И не молчал, растянув слушания чуть ли не два месяца. Порядком измученный всем этим Макарий больше уже не мог толком сосредоточиться ни на чем, включая даже Башкина с его единомышленниками, с которым, казалось бы, давно все ясно. Поэтому, когда дошло до обсуждения приговора по Матфею и прочим, Макарий особо не противился мнению государя, твердо заявившему:

— Ересь — дело опасное, но мыслю, что кострами тут лишь навредить можно. Воззри, владыко, сколь в иноземных державах поганое латинство людишек на муки сожжения обрекло, а что проку?

Еже хуже сталось. И как знать, объявился бы Мартин-немчин[165], ежели бы эти костры не полыхали столь ярко. Да даже ежели бы и объявился, все одно — его и слушать бы никто не стал. Здесь у нас жестокосердых, яко Иосиф Волоцкий, нет, значит, никто перечить не будет, коли мы всю повинившуюся и раскаявшуюся братию попросту разошлем по дальним монастырям, да и дело с концом.

— А ежели сии еретики и впрямь лишь в страхе пред костром покаялись? — недовольно осведомился архиепископ ростовский и ярославский Никандр. — Тогда они сызнова злые семена смогут сеять.

— Ништо, — благодушно откликнулся Иоанн. — Не думаю, что в делах веры надобно сабелькой помахивать. Духовное и истребляется духовным. Конечно, можно суровость проявить, а к еретикам и пастырей присовокупить, на чьих землях их ученье зародилось. Мол, и они тоже виновны — недоглядели, упустили, прозевали. — И бросил быстрый взгляд на Никандра, хотя намек и без того был понятен. Ни для кого не было секретом, что Белозерский край с его многочисленными монастырями и пустынями находился под духовной властью Ростовского архипастыря.

— Одначе я тако мыслю — кельи укромные, сторожа надежные, так перед кем им говори строить?[166] Опять же, сидючи на едином хлебе с водой, не больно-то порезвишься, — усмехнулся царь. — Пост да молитва у любого плоть укротят. Вот ежели бы они там пианствовать учнут да бражничать неумеренно, яко некие, тогда иное. Но кто ж им даст медку-то испить? Разве что ты, владыка, поднесешь, коли останется в чаше.
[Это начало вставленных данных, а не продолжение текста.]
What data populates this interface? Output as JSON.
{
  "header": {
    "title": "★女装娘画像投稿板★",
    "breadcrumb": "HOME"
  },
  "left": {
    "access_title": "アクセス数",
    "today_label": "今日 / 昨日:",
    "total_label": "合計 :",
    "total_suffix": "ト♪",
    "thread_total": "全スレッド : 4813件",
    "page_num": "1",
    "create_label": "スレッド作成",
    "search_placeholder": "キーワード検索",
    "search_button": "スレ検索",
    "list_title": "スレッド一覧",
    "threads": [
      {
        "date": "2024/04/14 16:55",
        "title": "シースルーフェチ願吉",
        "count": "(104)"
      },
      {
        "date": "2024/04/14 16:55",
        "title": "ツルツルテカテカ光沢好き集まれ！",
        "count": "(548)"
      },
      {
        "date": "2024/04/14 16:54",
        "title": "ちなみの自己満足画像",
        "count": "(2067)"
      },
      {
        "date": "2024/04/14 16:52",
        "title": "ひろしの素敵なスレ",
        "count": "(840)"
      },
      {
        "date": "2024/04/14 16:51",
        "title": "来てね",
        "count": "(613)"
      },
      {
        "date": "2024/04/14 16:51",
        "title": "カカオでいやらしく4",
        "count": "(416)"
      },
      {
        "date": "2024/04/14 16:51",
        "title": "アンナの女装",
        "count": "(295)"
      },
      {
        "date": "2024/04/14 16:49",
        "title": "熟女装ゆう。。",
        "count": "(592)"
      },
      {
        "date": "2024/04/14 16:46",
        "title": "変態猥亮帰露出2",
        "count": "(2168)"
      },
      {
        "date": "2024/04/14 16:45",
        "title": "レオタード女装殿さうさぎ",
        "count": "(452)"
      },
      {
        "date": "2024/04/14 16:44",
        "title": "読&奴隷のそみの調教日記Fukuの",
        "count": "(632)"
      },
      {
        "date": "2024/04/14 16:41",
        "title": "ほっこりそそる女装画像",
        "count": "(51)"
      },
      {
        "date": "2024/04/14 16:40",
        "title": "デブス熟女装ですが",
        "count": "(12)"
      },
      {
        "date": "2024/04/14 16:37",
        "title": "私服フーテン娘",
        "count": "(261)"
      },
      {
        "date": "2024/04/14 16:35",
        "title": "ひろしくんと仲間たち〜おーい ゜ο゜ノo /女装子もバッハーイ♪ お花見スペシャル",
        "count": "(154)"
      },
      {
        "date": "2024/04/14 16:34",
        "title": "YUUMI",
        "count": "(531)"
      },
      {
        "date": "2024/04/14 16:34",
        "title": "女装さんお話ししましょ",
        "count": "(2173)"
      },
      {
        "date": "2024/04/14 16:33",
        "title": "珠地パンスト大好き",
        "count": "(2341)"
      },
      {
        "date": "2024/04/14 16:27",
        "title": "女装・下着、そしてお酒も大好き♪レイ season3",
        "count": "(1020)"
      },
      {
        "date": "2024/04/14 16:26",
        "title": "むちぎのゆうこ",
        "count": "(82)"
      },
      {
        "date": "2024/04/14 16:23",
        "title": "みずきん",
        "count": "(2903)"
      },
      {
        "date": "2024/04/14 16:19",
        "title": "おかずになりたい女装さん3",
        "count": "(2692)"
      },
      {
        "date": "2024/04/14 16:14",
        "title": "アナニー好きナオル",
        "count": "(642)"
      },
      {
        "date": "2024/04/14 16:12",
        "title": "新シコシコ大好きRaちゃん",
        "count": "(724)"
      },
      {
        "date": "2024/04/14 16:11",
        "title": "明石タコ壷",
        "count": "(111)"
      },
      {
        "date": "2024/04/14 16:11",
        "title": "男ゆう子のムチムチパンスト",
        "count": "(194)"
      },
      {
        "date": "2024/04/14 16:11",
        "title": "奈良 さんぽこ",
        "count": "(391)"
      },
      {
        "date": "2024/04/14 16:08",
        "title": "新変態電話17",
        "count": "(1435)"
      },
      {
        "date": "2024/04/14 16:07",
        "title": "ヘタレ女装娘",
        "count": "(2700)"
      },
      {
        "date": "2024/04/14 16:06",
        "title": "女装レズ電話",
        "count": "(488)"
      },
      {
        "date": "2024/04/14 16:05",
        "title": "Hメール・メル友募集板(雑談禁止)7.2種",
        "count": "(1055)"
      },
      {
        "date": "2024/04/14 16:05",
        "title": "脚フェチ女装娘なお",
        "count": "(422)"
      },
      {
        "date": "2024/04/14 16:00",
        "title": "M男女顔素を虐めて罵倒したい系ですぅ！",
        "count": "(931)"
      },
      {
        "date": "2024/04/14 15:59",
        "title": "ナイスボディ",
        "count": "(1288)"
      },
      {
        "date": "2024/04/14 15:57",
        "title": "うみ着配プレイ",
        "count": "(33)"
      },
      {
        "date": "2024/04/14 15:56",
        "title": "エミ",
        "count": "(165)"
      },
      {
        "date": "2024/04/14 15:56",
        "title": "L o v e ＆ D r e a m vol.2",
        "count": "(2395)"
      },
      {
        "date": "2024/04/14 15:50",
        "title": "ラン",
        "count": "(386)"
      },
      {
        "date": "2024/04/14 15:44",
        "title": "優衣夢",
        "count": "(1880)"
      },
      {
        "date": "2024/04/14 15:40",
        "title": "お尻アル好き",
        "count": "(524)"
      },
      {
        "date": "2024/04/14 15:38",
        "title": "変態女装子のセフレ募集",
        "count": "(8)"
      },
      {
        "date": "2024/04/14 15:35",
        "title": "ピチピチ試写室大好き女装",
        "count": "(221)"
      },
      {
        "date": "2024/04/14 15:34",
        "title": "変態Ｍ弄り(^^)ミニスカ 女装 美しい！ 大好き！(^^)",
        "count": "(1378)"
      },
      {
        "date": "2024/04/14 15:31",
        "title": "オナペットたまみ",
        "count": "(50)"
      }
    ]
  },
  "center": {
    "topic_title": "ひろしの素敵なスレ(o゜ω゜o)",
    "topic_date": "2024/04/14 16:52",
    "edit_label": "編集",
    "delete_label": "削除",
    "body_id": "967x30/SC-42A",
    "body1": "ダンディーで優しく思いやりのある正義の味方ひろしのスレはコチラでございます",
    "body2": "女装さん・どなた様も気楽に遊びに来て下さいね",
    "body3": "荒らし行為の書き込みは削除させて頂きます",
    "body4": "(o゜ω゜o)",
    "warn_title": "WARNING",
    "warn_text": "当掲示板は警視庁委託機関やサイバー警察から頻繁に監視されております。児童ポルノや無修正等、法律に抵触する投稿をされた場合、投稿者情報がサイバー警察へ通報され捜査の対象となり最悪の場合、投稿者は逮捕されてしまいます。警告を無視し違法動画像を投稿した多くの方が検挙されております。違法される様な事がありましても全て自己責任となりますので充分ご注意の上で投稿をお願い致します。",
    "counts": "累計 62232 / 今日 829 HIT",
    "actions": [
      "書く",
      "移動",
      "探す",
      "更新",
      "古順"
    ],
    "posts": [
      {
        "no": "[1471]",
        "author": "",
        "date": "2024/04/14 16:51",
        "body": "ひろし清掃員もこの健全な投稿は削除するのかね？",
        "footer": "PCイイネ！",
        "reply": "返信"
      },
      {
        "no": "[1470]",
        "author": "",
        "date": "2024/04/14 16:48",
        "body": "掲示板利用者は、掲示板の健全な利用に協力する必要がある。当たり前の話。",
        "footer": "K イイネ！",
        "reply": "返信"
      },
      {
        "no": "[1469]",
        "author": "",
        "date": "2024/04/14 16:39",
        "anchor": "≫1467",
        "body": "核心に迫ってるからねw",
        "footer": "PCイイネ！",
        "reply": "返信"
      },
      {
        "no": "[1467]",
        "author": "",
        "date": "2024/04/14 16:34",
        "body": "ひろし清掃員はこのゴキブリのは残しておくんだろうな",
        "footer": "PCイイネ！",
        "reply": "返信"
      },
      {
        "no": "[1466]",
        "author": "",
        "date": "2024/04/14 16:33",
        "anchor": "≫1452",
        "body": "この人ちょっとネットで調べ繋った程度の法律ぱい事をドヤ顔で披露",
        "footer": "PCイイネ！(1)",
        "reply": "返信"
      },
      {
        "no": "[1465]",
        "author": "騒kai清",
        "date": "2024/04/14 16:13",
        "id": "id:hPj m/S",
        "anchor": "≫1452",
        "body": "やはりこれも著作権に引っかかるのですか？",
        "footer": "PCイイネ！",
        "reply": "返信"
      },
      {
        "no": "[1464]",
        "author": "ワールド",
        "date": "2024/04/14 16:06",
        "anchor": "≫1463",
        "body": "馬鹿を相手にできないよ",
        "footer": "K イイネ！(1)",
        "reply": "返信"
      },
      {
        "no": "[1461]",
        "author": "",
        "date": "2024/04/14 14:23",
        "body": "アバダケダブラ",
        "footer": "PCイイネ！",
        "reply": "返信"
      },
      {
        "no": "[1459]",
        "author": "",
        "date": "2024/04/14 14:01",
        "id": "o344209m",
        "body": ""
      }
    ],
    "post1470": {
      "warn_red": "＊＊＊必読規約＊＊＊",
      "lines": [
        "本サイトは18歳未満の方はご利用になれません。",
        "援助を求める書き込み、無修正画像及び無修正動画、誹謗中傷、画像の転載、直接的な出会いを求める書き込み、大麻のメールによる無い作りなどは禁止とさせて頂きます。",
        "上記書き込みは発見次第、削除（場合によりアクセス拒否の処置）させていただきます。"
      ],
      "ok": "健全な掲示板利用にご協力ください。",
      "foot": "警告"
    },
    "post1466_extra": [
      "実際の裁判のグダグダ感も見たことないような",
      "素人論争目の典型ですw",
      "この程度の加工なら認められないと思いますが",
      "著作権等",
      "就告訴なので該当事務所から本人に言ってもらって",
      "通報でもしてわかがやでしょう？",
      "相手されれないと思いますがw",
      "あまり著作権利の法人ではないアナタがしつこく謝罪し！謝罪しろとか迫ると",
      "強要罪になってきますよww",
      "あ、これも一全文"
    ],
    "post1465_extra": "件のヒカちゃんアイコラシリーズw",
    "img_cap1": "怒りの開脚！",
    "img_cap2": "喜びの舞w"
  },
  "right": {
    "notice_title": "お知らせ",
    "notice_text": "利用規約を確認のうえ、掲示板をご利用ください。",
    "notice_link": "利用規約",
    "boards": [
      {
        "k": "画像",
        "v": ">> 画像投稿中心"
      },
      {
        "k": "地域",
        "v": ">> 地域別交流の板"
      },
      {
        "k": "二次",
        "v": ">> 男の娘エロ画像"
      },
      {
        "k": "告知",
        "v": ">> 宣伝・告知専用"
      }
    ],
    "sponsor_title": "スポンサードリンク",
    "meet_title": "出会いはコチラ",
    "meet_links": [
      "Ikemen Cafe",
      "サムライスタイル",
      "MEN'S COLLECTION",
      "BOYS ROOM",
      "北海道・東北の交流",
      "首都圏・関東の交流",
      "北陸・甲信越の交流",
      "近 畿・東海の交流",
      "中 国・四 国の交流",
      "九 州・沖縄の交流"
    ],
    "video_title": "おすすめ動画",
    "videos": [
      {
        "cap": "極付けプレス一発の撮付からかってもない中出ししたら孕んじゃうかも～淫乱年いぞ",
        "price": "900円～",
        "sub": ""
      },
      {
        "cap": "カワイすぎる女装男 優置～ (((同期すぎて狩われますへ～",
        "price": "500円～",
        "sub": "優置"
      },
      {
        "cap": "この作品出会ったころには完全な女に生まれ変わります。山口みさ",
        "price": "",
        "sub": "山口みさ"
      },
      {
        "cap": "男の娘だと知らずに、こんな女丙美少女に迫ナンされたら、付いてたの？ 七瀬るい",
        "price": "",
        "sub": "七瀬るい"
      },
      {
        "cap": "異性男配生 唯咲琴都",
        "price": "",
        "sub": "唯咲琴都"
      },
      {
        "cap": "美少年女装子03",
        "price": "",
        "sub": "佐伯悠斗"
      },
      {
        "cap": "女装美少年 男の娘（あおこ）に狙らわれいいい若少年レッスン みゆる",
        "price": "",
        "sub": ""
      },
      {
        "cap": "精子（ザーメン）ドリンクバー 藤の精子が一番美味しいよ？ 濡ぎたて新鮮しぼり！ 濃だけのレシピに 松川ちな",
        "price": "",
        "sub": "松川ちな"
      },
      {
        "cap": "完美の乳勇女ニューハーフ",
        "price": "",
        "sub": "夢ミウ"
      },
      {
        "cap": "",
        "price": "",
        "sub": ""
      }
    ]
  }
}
И вновь намек, да не в бровь, а в глаз. Поставленный на свою епархию всего четыре года назад, Никандр уже успел прославиться, деликатно говоря, несколько неумеренным потреблением медов и вин[167], о чем наглядно свидетельствовал его сизый, весь в тоненьких багровых прожилках нос. Архиепископ закряхтел, открыл было рот, но напоролся на укоризненный взгляд митрополита Макария, не любившего хмельного, и счел за лучшее промолчать.

— Вот и славно, коли вы все со мной заодно, — улыбнулся государь, прекрасно понимая, что если бы дело не было столь растянутым, а заседания не стали, благодаря Висковатому, превращаться в нескончаемую говорю, в которой уже трудно было доискаться сути, то так легко еретики бы не отделались.

К тому же было еще одно обстоятельство. После двух месяцев сидения все порядком устали и норовили хотя бы перед Рождеством разделаться с самым главным из рассматриваемых дел, потому и был вынесен необыкновенно гуманный по тем временам приговор. Уже 22 декабря Башкина доставили в Иосифов Волоколамский монастырь. Согласно все тому же приговору, «да не сеют злобы своея роду человеческому», разослали кого куда и прочих его единомышленников.

А в январе — любой изобретательности рано или поздно приходит конец — исчерпались и все претензии дьяка. Подводя итог обсуждения всего обширного списка Висковатого, собор, по настоянию Макария, поначалу вообще отлучил его от церкви. Как мрачно заметил митрополит:

— Не столь за сомнения и своевольные мудрования о святых иконах, сколь за то, что разглашал свои мудрования посреди многих людей на соблазн православным и оными возмущал народ. Впредь будешь помнить шестьдесят четвертое правило святых отец, установленное на шестом соборе[168], кое гласит, что «не подобает мирянину братии на себя учительское достоинство, но повиноватися преданному от господа чину».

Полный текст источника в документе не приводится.